Une invitation chez la comtesse
J’ai cru avoir pris le temps de m’y préparer. On n’arrive
pas comme ça chez la comtesse, une femme si raffinée, néanmoins simple.
Je suis accueilli en grandes pompes, au moins du 44 : j’ai mis mes crocs
de plage, car Eulalie voulait, pour mon anniversaire, me recevoir avec tous les
honneurs dus à ma créativité débridée.
Pour ce faire, elle avait fait se disposer des gardes de Buckingham Palace sur
deux rangées face à face pour me faire une haie d’honneur.
J’admirais leurs pompons rouges ornés de frange, qui
tressautaient au gré du vent.
Ce qui me mit en joie pour entonner un God Save the Queen au rythme des pompons
endiablés.
La comtesse, ravie de mon humeur joyeuse
vint à ma rencontre chargée d’une tasse de thé, un lapsang souchong fort fort
qu’elle installa sur un guéridon, au centre de l’allée, où elle me convia.
Assoiffée par une course à cheval ventre à terre pour
arriver jusqu’à elle, je ne me fis pas prié, bien que j’eusse préféré être
installé à l’abri des courants d’air, dans son palais des glaces par exemple.
Quoique voir mon meilleur profil se refléter à l’infini m’eut plutôt mis mal à
l’aise.
Bien que me sentir décoiffé, le cheveu en bataille par ce vent frivolant ne
m’augura rien de bon non plus.
Non seulement le vent est dérangeant, mais la poussière
aussi.
Mordre la poussière n’est pas un euphémisme. M’en voilà plein les narines et le palais.
Et pourtant je reste de glace, pour ne point désobliger mon hôtesse.
Au son d’une cornemuse résonnant au loin, Eulalie m’invite à
la danse.
Un pas de deux à deux, et nous voilà caracolant entre les gardes qui nous
servent de piquets de slalom.
Ce pas se transforme en valse et nous finissons dans son salon entre les têtes
de cerf empaillés par son défunt mari, et la peau de léopard allongée devant la
cheminée.
Deux grands candélabres allumés annoncent la soirée.
Déjà le ciel s’obscurcit.
Coup de sonnette. Et voilà qu’une foule bigarrée envahit
l’espace.
Deux clowns jouent au jeu du miroir, font mine de l’astiquer, et pour qu’il
brille mieux, lui crache dessus, à la grande joie des enfants, qui se
saisissent à leur tour d’un chiffon imaginaire.
D’autres s’installent aux charades, au mah-jong, au nain jaune, puis le grand
bal commence.
Des tables sont discrètement tirées des placards, et se couvrent de mets
succulents, que viennent picorer danseurs et danseuses affamés et transpirants.
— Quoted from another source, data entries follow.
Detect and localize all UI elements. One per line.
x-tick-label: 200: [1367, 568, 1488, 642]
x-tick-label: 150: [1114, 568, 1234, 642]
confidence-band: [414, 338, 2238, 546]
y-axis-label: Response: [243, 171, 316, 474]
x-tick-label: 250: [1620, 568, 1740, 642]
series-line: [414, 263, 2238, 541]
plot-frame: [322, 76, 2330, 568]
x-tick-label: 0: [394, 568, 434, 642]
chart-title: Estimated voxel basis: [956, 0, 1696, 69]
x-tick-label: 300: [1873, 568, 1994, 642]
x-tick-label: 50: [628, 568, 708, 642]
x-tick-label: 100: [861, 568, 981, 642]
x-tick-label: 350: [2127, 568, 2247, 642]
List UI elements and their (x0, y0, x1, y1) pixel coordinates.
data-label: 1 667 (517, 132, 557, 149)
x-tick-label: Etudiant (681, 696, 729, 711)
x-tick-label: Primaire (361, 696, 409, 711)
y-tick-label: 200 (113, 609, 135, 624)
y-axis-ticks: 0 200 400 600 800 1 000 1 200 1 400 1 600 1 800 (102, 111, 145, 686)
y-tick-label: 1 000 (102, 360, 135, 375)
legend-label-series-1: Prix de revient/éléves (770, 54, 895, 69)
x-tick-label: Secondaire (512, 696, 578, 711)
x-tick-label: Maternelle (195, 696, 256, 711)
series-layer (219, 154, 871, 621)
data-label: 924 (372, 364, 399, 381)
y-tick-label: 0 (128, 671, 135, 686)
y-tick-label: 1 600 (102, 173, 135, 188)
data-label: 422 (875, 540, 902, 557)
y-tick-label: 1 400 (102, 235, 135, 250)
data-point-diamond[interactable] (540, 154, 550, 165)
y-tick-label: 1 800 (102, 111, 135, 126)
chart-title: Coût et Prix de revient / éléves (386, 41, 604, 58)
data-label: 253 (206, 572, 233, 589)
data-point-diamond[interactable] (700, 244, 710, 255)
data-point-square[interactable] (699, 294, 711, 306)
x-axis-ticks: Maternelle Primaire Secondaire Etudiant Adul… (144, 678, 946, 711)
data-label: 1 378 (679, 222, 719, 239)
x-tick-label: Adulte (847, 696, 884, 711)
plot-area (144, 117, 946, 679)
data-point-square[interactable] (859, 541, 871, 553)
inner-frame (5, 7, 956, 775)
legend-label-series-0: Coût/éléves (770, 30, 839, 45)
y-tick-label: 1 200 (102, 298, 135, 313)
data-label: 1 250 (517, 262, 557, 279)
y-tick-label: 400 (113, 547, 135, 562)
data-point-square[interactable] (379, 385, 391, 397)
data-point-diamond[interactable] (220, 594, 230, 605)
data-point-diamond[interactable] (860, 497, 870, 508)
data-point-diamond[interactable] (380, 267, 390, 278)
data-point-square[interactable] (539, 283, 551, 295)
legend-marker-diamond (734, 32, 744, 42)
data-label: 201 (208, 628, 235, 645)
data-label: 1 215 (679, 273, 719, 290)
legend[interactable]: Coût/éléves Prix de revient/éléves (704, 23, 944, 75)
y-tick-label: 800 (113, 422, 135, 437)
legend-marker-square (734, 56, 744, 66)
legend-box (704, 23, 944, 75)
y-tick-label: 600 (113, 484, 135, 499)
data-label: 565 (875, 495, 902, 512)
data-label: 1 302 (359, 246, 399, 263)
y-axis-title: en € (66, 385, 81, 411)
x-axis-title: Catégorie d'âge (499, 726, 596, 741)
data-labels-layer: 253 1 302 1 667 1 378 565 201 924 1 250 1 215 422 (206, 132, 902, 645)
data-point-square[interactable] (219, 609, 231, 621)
La comtesse m’attire dans un coin et me fait sa déclaration.
Éméché par la liqueur de cassis, de framboise et de génépi mélangés, je réponds
à sa sollicitation avec empressement, sans mesurer la portée de cet évènement.
Ce n’est que plus tard que je mesurerai l’étendue des
dégâts.
Le château est en ruine, la comtesse est ruinée, et par inadvertance, je lui ai
touché deux mots de mon héritage.
Et dans mon aveuglement, elle m’a passé la bague au doigt ! Ah la coquine !
En plus, quand elle enlève ses atours, je vois bien comme
elle est ridée.
Ses joues sont comme deux pommes de trois mois à la cave restées.
Et moi, toujours galant homme, je ne saurai me dédire.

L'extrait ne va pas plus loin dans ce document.